Let us talk about the 124 NRC researchers who received their pink slips this year, 90 of them last week. If we think about the progress of a researcher, they get a BA after four years, a Masters in Science for two years, a Ph.D., a post-doctorate, to have to go and set up labs. We are talking about 15 to 20 years someone has invested in becoming a researcher. It is a portable skill, but it has to be located at an institution. What concerns me is people at the NRC who have come out of university and set up these labs, when they are given a pink slip, it is not like they go next door and start up another career. It is a major loss of investment. This really needs to be thought through before we go too much further down this line.
This fear of the change in culture has been expressed to me in many letters. The Minister of State for Science and Technology is familiar with this because I am copied on most of the letters he receives. They express fear and really want the government to slow down in terms of how it is hacking away at these various institutions.
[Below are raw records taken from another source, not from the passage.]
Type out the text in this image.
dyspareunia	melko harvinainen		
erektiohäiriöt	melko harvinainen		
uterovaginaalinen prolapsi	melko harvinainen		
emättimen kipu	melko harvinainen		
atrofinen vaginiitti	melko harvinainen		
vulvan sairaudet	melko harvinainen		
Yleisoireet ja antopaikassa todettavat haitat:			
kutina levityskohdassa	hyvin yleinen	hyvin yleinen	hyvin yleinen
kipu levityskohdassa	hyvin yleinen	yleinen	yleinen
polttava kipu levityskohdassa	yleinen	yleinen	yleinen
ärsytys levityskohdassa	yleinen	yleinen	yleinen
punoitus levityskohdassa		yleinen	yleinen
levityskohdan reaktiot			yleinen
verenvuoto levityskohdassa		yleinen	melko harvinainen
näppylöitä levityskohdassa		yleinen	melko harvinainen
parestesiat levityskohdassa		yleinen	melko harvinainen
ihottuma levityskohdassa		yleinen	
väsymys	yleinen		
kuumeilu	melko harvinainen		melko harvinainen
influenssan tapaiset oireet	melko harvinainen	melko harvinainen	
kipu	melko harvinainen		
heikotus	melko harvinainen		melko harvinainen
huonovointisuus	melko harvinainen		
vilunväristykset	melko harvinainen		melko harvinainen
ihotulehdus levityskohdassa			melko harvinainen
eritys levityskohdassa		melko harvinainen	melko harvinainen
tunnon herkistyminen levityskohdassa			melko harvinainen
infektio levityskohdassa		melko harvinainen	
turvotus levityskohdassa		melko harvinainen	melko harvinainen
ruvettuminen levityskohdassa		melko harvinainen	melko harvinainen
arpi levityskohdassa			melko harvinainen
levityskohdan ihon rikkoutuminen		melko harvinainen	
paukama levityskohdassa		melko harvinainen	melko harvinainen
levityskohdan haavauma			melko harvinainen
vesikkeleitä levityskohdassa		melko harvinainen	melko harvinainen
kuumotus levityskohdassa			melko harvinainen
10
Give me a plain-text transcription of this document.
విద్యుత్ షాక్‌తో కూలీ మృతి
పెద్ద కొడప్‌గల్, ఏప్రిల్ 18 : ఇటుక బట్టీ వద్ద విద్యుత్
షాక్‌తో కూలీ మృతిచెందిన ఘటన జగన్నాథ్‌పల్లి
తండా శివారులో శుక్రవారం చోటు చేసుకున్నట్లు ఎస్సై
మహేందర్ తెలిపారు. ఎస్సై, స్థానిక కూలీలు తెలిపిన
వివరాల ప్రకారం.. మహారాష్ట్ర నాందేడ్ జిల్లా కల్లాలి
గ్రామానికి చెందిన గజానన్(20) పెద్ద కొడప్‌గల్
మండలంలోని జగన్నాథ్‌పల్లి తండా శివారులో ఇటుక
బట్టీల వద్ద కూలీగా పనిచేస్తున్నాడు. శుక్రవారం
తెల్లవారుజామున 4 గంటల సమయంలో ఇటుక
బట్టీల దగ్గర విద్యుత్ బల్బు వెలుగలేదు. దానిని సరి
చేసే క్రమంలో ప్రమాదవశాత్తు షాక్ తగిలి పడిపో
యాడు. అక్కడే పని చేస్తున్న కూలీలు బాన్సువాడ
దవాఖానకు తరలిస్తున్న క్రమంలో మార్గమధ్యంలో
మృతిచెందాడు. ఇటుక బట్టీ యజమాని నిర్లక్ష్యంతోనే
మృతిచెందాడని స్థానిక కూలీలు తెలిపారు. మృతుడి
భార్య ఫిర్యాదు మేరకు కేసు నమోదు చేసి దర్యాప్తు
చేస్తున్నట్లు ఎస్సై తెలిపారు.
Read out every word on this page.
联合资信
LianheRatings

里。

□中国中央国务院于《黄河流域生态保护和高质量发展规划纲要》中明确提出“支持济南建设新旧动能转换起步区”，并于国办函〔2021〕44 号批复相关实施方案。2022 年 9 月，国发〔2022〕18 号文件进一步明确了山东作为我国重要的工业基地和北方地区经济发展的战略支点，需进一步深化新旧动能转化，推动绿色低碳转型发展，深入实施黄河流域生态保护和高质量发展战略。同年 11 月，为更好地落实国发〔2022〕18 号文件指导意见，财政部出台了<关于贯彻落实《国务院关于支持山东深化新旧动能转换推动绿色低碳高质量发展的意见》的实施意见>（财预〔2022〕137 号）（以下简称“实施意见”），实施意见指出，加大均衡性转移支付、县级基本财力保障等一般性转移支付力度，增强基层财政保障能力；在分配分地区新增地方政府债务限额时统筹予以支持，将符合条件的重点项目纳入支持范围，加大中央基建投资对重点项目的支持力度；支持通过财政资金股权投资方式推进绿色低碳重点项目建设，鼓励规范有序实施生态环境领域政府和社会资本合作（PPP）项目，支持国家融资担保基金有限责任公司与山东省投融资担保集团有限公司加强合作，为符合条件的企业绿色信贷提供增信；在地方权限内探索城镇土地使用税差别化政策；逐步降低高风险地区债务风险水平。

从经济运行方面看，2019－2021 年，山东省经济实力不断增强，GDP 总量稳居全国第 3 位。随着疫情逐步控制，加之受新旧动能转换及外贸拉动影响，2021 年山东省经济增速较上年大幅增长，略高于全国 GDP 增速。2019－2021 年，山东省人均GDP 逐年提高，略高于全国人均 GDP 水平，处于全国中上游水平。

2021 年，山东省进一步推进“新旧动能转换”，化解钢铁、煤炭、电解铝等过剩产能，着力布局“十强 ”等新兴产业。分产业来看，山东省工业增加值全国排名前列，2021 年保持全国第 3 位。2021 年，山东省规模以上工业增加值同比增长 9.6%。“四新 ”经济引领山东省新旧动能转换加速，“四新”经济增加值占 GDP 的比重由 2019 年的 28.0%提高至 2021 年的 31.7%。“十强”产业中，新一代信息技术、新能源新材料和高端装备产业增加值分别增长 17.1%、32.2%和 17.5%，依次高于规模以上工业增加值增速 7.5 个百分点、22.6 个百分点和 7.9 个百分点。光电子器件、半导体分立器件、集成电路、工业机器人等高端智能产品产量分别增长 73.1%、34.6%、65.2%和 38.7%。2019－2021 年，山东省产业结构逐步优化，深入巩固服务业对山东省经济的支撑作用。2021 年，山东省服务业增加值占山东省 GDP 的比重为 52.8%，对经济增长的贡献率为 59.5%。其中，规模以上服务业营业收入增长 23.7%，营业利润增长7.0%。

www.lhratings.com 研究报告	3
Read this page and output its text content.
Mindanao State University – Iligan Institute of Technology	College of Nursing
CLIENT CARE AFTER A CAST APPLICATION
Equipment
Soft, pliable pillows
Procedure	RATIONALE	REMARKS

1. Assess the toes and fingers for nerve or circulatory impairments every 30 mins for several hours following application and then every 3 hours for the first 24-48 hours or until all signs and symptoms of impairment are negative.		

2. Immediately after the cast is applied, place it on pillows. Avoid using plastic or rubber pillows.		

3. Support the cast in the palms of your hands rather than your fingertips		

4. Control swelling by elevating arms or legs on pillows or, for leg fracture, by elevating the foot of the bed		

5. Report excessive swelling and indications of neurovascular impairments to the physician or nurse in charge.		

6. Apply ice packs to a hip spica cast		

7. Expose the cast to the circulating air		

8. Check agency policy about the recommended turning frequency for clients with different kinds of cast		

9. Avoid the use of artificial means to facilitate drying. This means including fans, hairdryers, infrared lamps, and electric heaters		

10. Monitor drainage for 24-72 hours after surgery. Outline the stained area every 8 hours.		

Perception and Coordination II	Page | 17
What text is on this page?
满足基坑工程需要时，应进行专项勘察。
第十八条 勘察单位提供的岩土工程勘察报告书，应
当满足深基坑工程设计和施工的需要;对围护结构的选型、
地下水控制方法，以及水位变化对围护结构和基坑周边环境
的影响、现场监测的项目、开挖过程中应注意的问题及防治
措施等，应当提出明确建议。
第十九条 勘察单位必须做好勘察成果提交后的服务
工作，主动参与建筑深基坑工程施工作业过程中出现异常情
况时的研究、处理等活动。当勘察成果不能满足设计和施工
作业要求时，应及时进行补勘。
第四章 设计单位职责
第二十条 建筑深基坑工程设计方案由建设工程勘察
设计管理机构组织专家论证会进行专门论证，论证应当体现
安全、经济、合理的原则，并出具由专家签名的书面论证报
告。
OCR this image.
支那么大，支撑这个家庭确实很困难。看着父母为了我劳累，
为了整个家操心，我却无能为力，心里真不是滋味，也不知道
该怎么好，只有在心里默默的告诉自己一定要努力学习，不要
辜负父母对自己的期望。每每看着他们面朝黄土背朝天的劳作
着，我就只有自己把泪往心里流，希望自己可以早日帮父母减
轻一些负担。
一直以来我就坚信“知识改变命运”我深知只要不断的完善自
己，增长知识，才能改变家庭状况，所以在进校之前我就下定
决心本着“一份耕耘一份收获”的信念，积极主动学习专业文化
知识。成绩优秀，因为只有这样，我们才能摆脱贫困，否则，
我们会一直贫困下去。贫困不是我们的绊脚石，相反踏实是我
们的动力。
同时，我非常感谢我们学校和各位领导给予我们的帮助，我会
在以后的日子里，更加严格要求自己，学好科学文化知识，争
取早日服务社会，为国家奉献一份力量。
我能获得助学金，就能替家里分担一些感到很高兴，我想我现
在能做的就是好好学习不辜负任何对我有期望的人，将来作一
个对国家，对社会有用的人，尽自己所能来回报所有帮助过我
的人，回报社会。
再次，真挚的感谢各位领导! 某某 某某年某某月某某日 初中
I want to change now to a more specific matter, and that is the scientific research and experimental development tax credit. The government proposes to reduce the tax credit rate from 20% to 15% and this will particularly affect large businesses. It will eliminate the eligibility of capital expenses. Although it would save up to $500 million a year by making these changes, it has not made it over to any new program, or not all of it anyway. It is really just straight savings for the government and attacks businesses right where they live in the innovation field. This will hit the manufacturing sector hard and it is likely to drive firms to move their R and D activities to other countries that have better incentives.
Conservatives have done nothing to fix the complexity of the SR&ED tax credit, which I agree needs some adjustment but it is more in the administration of this tax credit rather than throwing the baby out with the bathwater. Instead of reducing the credit for industry, it should be looking at administrative changes instead. The government has done nothing to reduce the complexity and overhead costs of applying for and administering the SR&ED tax credit.
The member for Burlington said earlier today that he was getting positive feedback from industry, but I have had a number of different comments and he should be aware because they came at the industry committee. For example, Declan Hamill, vice-president, Legal Affairs, Hoffman-La Roche Ltd., said when asked about the SR&ED tax credit:
From our perspective there are changes to the SHRED tax credits that have some potential negative impacts on our member companies.
Probably most serious, were the comments from RIM. Morgan Elliott, director of Government Relations for Research in Motion, which makes the Blackberry, said when I asked him directly what this change in the SR&ED tax credit would mean. “It cuts our support by one-third”. Here is the jewel in the private industry crown of technology in Canada that has been struggling lately, seems to be getting back on its feet, and what does the government do? It cuts one-third of its support with these changes.
It is hardly a ringing endorsement for these changes. I submit there are problems with the bill and the government should, at the very least, split out the SR&ED tax credit changes and refer them to the industry committee for further study.